Passado um ano o mundo ainda pergunta o que é que João Paulo II tinha de especial para, tanto em vida como na morte, arrastar assim multidões, em meu entender, diria que foram três as principais linhas de orientação que o Papa nos deixou.
Em primeiro lugar, a linha da autenticidade da sua fé e das suas convicções. É muito frequente, no presente e no passado, encontrarmos líderes que dizem defender determinados princípios mas não agirem em coerência com os valores correspondentes.
George Bush, por exemplo, por mais que badale ao mundo os seus propósitos humanitários contra a tirania de Saddam Hussein, continuará a deixar uma grande parte da Humanidade incrédula quanto a esses propósitos, e muitos continuarão a ver no petróleo a sua verdadeira motivação da invasão do Iraque.
Também Fidel Castro se apresenta como um combatente da liberdade contra a tirania, mas ele próprio mete na cadeia e priva das liberdades mais elementares todos quantos se lhe atravessam no caminho.
Em João Paulo II, concorde-se ou não com os seus valores, é difícil haver alguém a acusá-lo de incoerência entre os valores espirituais que apregoava e a sua própria vida. Esta mais não foi do que a expressão genuína de uma doutrina e de uma fé que o orientaram em toda a sua vida.
Em segundo lugar, a linha da relevância dos valores espirituais. No passado, vários personagens – do mundo do pensamento, como Nietzsche, ou do mundo da ideologia, como Marx – decretaram a morte de Deus e dos valores espirituais. No entanto, hoje como sempre, uma grande parte dos seres humanos não encontra plena satisfação para as suas aspirações mais profundas fora dos valores intemporais do Transcendente e do Eterno.

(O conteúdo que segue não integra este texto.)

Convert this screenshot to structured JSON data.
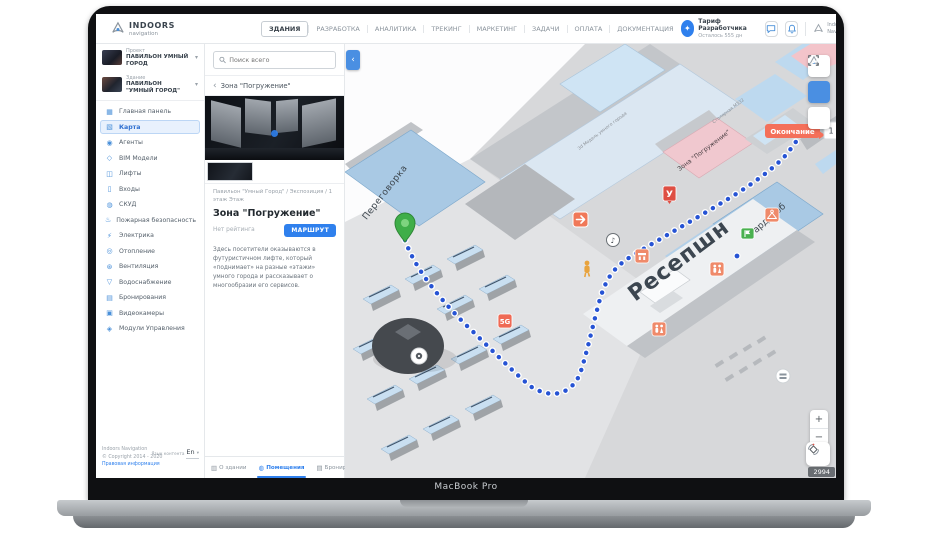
{
  "laptop": {
    "brand": "MacBook Pro"
  },
  "header": {
    "logo_title": "INDOORS",
    "logo_subtitle": "navigation",
    "nav_items": [
      "ЗДАНИЯ",
      "РАЗРАБОТКА",
      "АНАЛИТИКА",
      "ТРЕКИНГ",
      "МАРКЕТИНГ",
      "ЗАДАЧИ",
      "ОПЛАТА",
      "ДОКУМЕНТАЦИЯ"
    ],
    "tariff_title": "Тариф Разработчика",
    "tariff_subtitle": "Осталось 555 дн",
    "account_line1": "Indoors",
    "account_line2": "Navigation"
  },
  "sidebar": {
    "project_label": "Проект",
    "project_name": "ПАВИЛЬОН УМНЫЙ ГОРОД",
    "building_label": "Здание",
    "building_name": "ПАВИЛЬОН \"УМНЫЙ ГОРОД\"",
    "items": [
      {
        "label": "Главная панель"
      },
      {
        "label": "Карта"
      },
      {
        "label": "Агенты"
      },
      {
        "label": "BIM Модели"
      },
      {
        "label": "Лифты"
      },
      {
        "label": "Входы"
      },
      {
        "label": "СКУД"
      },
      {
        "label": "Пожарная безопасность"
      },
      {
        "label": "Электрика"
      },
      {
        "label": "Отопление"
      },
      {
        "label": "Вентиляция"
      },
      {
        "label": "Водоснабжение"
      },
      {
        "label": "Бронирования"
      },
      {
        "label": "Видеокамеры"
      },
      {
        "label": "Модули Управления"
      }
    ],
    "footer_company": "Indoors Navigation",
    "footer_copyright": "© Copyright 2014 - 2020",
    "footer_legal": "Правовая информация",
    "footer_lang_label": "Язык контента",
    "footer_lang_value": "En"
  },
  "panel": {
    "search_placeholder": "Поиск всего",
    "back_title": "Зона \"Погружение\"",
    "breadcrumb": "Павильон \"Умный Город\" / Экспозиция / 1 этаж Этаж",
    "title": "Зона \"Погружение\"",
    "rating": "Нет рейтинга",
    "route_button": "МАРШРУТ",
    "description": "Здесь посетители оказываются в футуристичном лифте, который «поднимает» на разные «этажи» умного города и рассказывает о многообразии его сервисов.",
    "tabs": [
      {
        "label": "О здании"
      },
      {
        "label": "Помещения"
      },
      {
        "label": "Бронирование"
      }
    ]
  },
  "map": {
    "labels": {
      "meeting_room": "Переговорка",
      "reception": "Ресепшн",
      "wardrobe": "Гардероб",
      "immersion_zone": "Зона \"Погружение\"",
      "server_room": "Столярная МЗ32",
      "corridor_3d": "3d Модель умного города"
    },
    "finish_label": "Окончание",
    "finish_count": "1",
    "badge_u": "У",
    "badge_5g": "5G",
    "counter": "2994",
    "colors": {
      "accent": "#2f80ed",
      "route": "#2653d4",
      "finish": "#f4705a",
      "poi": "#ef8a6a",
      "start": "#3fae49"
    }
  }
}
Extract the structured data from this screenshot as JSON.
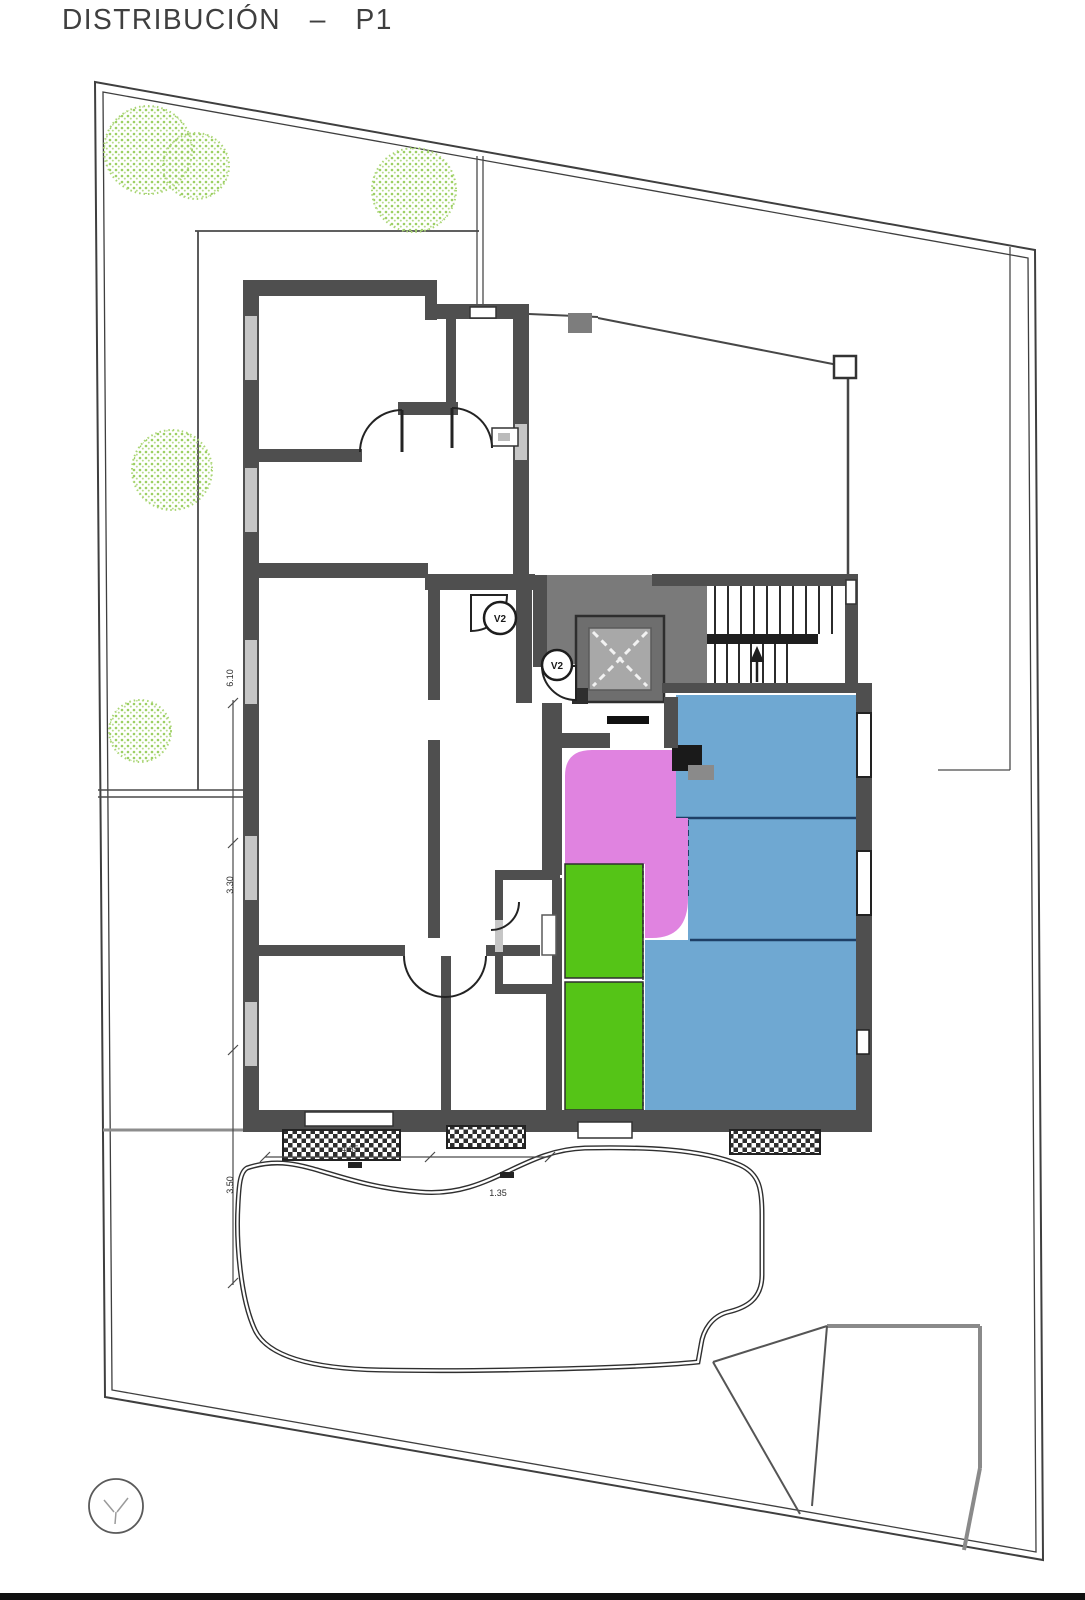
{
  "title": "DISTRIBUCIÓN – P1",
  "plan": {
    "floor_label": "P1",
    "vent_symbol_label": "V2",
    "dimensions": {
      "left_top": "6.10",
      "left_mid": "3.30",
      "left_bottom": "3.50",
      "bottom_left": "4.35",
      "bottom_mid": "1.35"
    }
  },
  "colors": {
    "zone_blue": "#6FA8D2",
    "zone_magenta": "#E083E0",
    "zone_green": "#55C417",
    "zone_divider_navy": "#1E3F66",
    "core_gray": "#7A7A7A",
    "wall_gray": "#4F4F4F",
    "line_gray": "#3F3F3F",
    "tree_green": "#9CCF63"
  }
}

Vulgarmente, eu direi mesmo instintivamente, as pessoas vivem o seu dia a dia preocupadas ou entretidas apenas com os problemas do dinheiro ou do poder. E se é certo que estes dois valores não são um mal em si mesmos, podendo sê-lo no uso que se faz deles, não é menos verdade que eles são insuficientes para satisfazer os desejos mais profundos de felicidade que todo o ser humano comporta. João Paulo II irradiava do seu rosto uma felicidade que não resultava de ser uma pessoa rica ou com poder, mas de uma vivência autêntica de espiritualidade e de comunhão com o Outro. E aqui reside a terceira linha ou lição do Papa agora falecido, ou seja, a linha da abertura ao Outro. Antes dele, nunca nenhum Papa tivera a mesma simpatia tanto junto dos católicos como dos outros cristãos, dos árabes como dos judeus, dos crentes como dos não crentes. Para lá das contingências e das circunstâncias da confissão de fé, da etnia e da ideologia política, João Paulo II via sempre em cada pessoa o ser humano que era. Neste capítulo, um senão lhe é apontado por algumas vozes silenciadas durante o seu pontificado: dentro da Igreja Católica, João Paulo II não deu sinais da mesma tolerância e da mesma abertura ao Outro, como aconteceu em relação aos que professavam outros credos e outras ideologias. Mesmo que assim tenha sido e mesmo que essa inflexibilidade de que deu mostras dentro da própria Igreja tenha resultado de si próprio e não dos seus colaboradores mais dogmáticos e mais conservadores, nem por isso o seu carisma fica diminuído, porque perfeito, como diz o povo, só Deus.
E, acima de tudo, a imagem que perdura de João Paulo II é a imagem de um homem de bem, defensor da paz contra tudo e contra todos, incluindo os mais poderosos do mundo, combatente contra a tirania e contra os totalitarismos de esquerda ou de direita, adversário tanto do colectivismo marxista como do liberalismo selvagem capitalista. Pela sua autenticidade, pela sua espiritualidade desinteressada e pela sua abertura sem reservas ao Outro, João Paulo II foi uma referência e um farol, como muitos lhe chamaram, que apontou caminhos a toda a Humanidade os caminhos da paz contra a violência, da tolerância contra o dogmatismo, da fraternidade e da solidariedade contra o egoísmo, da espiritualidade contra o materialismo.